Diesen Schock musste ich erstmal verdauen. Ich wusste ja, dass ich eben noch gedacht hatte, dass es schön wäre, etwas von Luan in mir zu tragen, aber jetzt wo ich Gewissheit hatte, gefiel mir das gar nicht. Gleichzeitig hatte ich ein schlechtes Gewissen. Die arme Kreatur in mir. Sie konnte ja nichts dafür. Sie war am unschuldigsten in dieser Sache. Unbewusst strich ich mir durch den Bauch.

Erst jetzt kam mir wieder in den Sinn, dass ich noch immer bei der Ärztin drinnen war. Diese erkannte meine Sorgen und versuchte mich zu ermutigen: „Machen Sie sich bitte keine Sorgen. Für viele werdende Mütter ist es anfangs ein mulmiges Gefühl, wenn sie es erfahren, aber glauben Sie mir, später werden Sie nichts mehr lieben, als Ihr Kind. Nicht mal den Erzeuger". Sie grinste zufrieden und zwinkerte mir zu.

Der Erzeuger. Oh Gott. Der Erzeuger. Er war weit weg. Ich hatte mich von ihm getrennt. Mir wurde schwindelig.

Shqipe wirkte besorgt: „Hey, Cousine, alles klar? Du bist so blass". Als ich keine Antwort gab, wandte sie sich panisch an die Ärztin. „Sie ist so blass. Warum ist sie so blass?".
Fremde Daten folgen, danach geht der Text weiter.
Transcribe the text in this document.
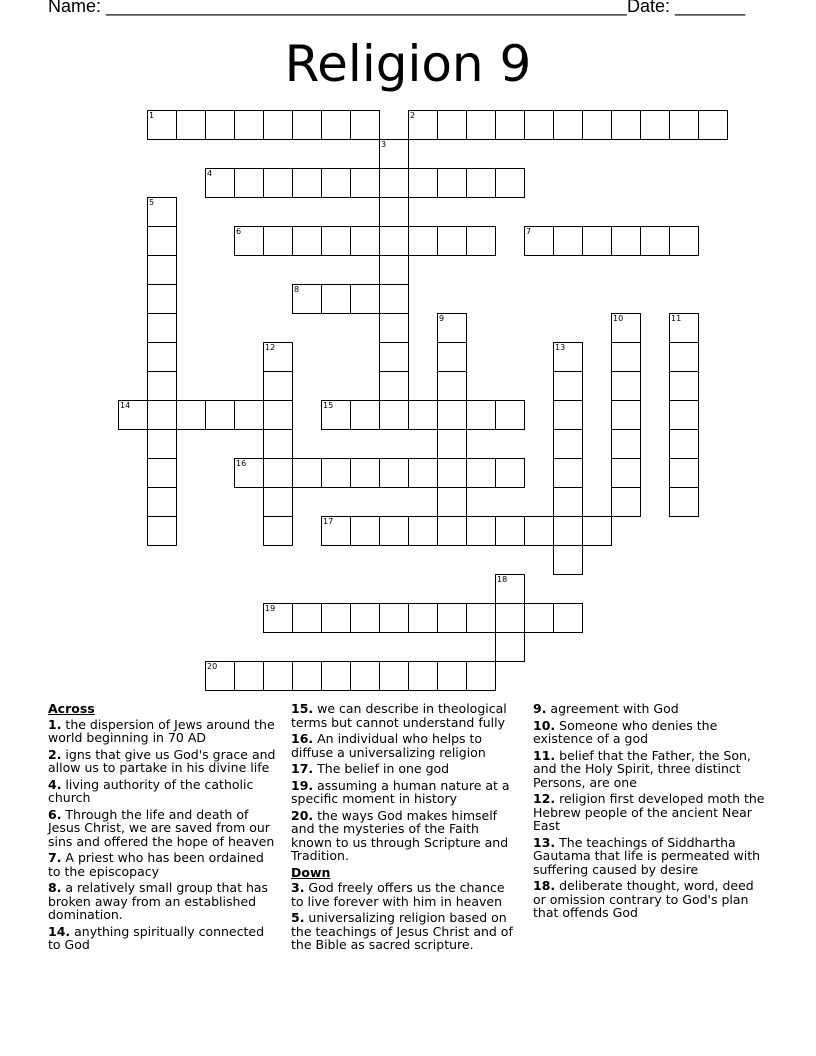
Name: ____________________________________________________ Date: _______
Religion 9
1	2
4
6	7
8
14	15
16
17
19
20
3
5
9	10	11
12	13
18
Across
1. the dispersion of Jews around the world beginning in 70 AD
2. igns that give us God's grace and allow us to partake in his divine life
4. living authority of the catholic church
6. Through the life and death of Jesus Christ, we are saved from our sins and offered the hope of heaven
7. A priest who has been ordained to the episcopacy
8. a relatively small group that has broken away from an established domination.
14. anything spiritually connected to God
15. we can describe in theological terms but cannot understand fully
16. An individual who helps to diffuse a universalizing religion
17. The belief in one god
19. assuming a human nature at a specific moment in history
20. the ways God makes himself and the mysteries of the Faith known to us through Scripture and Tradition.
Down
3. God freely offers us the chance to live forever with him in heaven
5. universalizing religion based on the teachings of Jesus Christ and of the Bible as sacred scripture.
9. agreement with God
10. Someone who denies the existence of a god
11. belief that the Father, the Son, and the Holy Spirit, three distinct Persons, are one
12. religion first developed moth the Hebrew people of the ancient Near East
13. The teachings of Siddhartha Gautama that life is permeated with suffering caused by desire
18. deliberate thought, word, deed or omission contrary to God's plan that offends God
Die Ärztin wollte gerade auf mich zukommen, da sprach ich: „Alles gut. Ich ... danke. Gehen wir, Shqipe. Wir haben ja immer noch Zeit zuhause alles zu verdauen."

"Warten Sie. Ich möchte Ihnen doch noch sagen, dass das Kind erst fünf Wochen alt ist. Hier" Sie überreichte mir ein Ultraschallbild. Ich betrachtete es und konnte nur mit Mühe meine Tränen zurückhalten.
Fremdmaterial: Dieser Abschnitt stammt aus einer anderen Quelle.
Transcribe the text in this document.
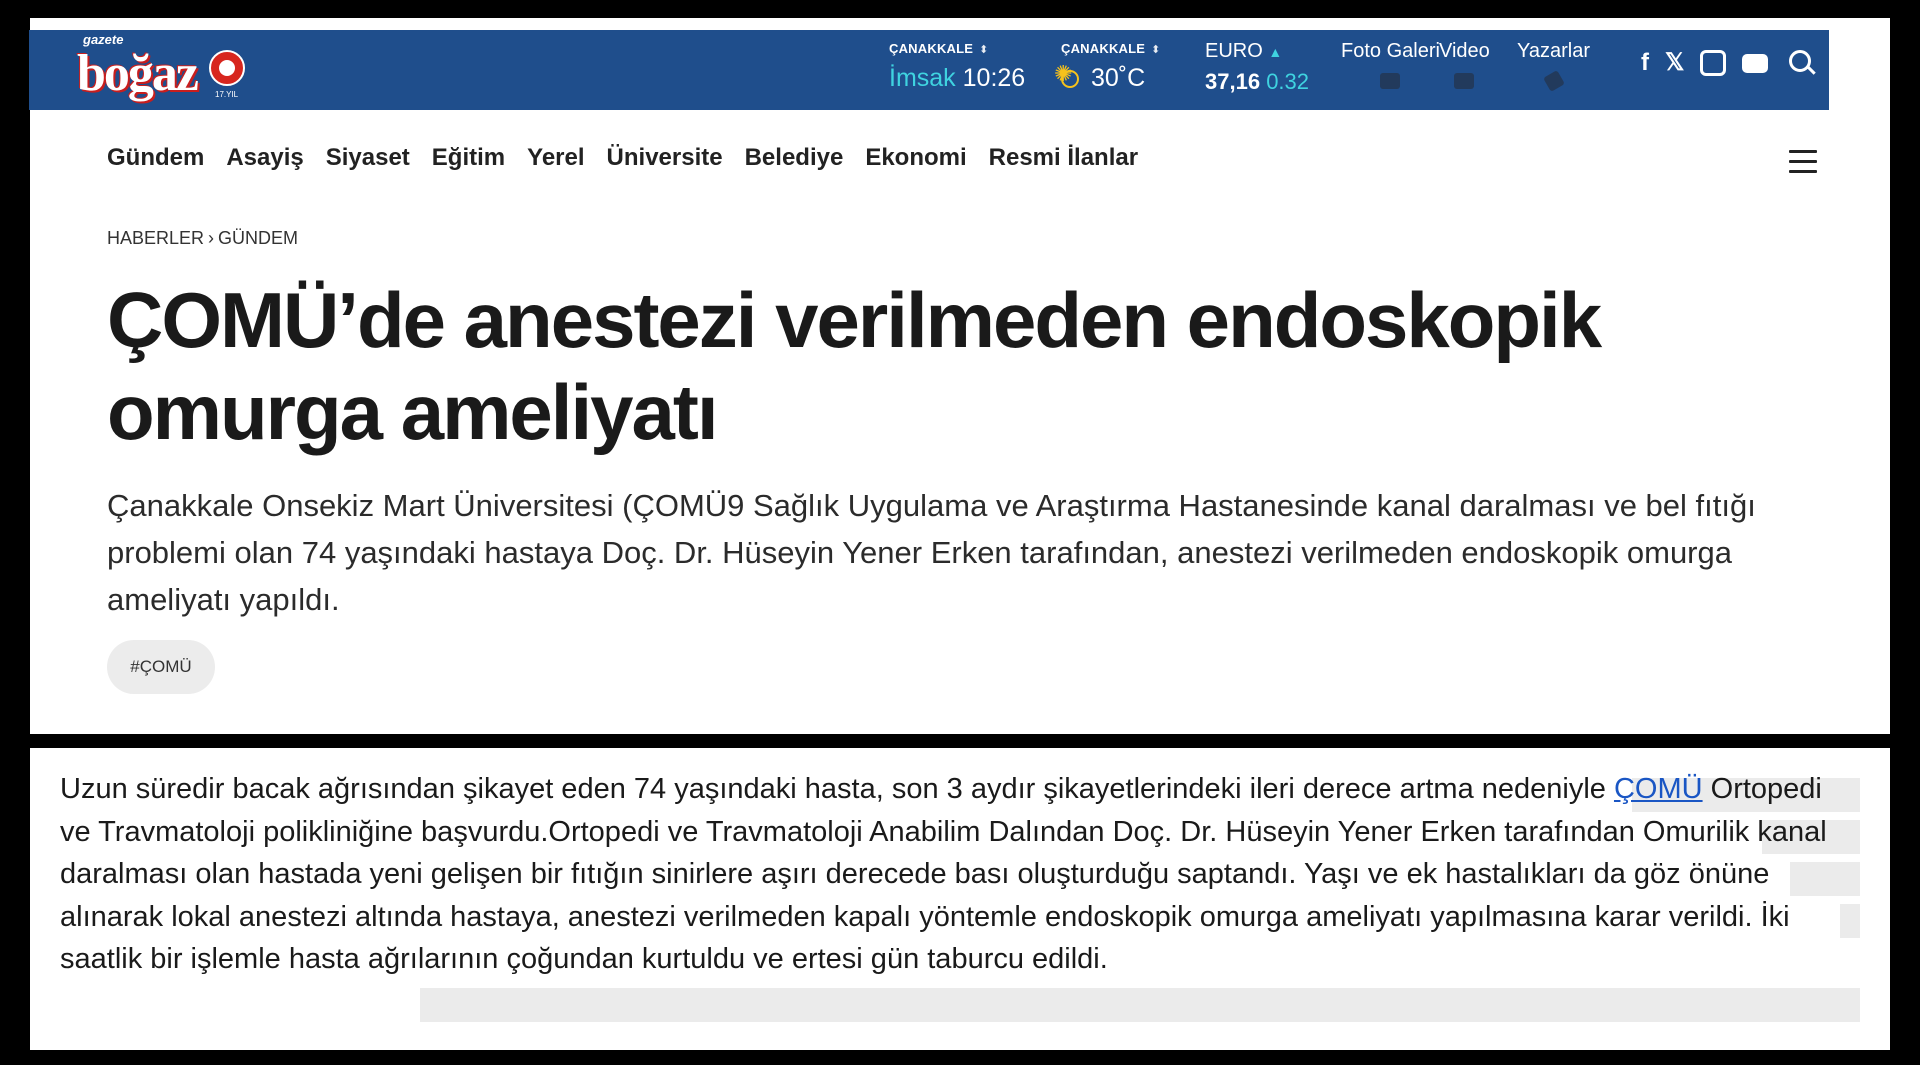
gazete
boğaz 17.YIL
ÇANAKKALE ⬍
İmsak 10:26
ÇANAKKALE ⬍
✺30˚C
EURO ▲
37,16 0.32
Foto Galeri Video Yazarlar f 𝕏
Gündem Asayiş Siyaset Eğitim Yerel Üniversite Belediye Ekonomi Resmi İlanlar
HABERLER › GÜNDEM
ÇOMÜ’de anestezi verilmeden endoskopik omurga ameliyatı

Çanakkale Onsekiz Mart Üniversitesi (ÇOMÜ9 Sağlık Uygulama ve Araştırma Hastanesinde kanal daralması ve bel fıtığı problemi olan 74 yaşındaki hastaya Doç. Dr. Hüseyin Yener Erken tarafından, anestezi verilmeden endoskopik omurga ameliyatı yapıldı.

#ÇOMÜ

Uzun süredir bacak ağrısından şikayet eden 74 yaşındaki hasta, son 3 aydır şikayetlerindeki ileri derece artma nedeniyle ÇOMÜ Ortopedi ve Travmatoloji polikliniğine başvurdu.Ortopedi ve Travmatoloji Anabilim Dalından Doç. Dr. Hüseyin Yener Erken tarafından Omurilik kanal daralması olan hastada yeni gelişen bir fıtığın sinirlere aşırı derecede bası oluşturduğu saptandı. Yaşı ve ek hastalıkları da göz önüne alınarak lokal anestezi altında hastaya, anestezi verilmeden kapalı yöntemle endoskopik omurga ameliyatı yapılmasına karar verildi. İki saatlik bir işlemle hasta ağrılarının çoğundan kurtuldu ve ertesi gün taburcu edildi.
Ich wartete bis wir im Auto waren und brach schließlich drinnen in Tränen aus. „Oh Gott" schluchzte ich. Immer wenn man glaubte, es ging nicht schlimmer, kam es doch noch schlimmer. „Wie ... ich meine ... wie soll ich das hinkriegen alleine? Ich wollte nie eine alleinerziehende Mutter sein. Luan würde es nie erfahren. Er wird nie erfahren, dass er ein Kind bekommen wird". Ich weinte und zitterte, wischte mir immer wieder die Tränen vergeblich weg, die sofort wieder nachkamen, wie rinnendes Wasser.

„Hey.. jetzt beruhig dich doch mal. Alles ist gut. Du hast doch uns". Shqipe nahm mich in den Arm und strich mir sanft über meinen Kopf. Arme Shqipe. Sie litt gerade wirklich mit mir.

„Du bist doch eine Kämpferin, Jeta. Du hast schon so viel erlebt. Meinst du ist das echt was schlechtes? Du bekommst ein Kind von dem Mann, den du liebst. Du kannst immer noch alles richten. Er liebt dich doch. Ich bin mir sicher, wenn du es ihm erklärst, wird er alles verstehen und dich in Nullkommanix wieder zurücknehmen. Und dann sind endlich alle glücklich. Bitte, wein nicht" sagte sie.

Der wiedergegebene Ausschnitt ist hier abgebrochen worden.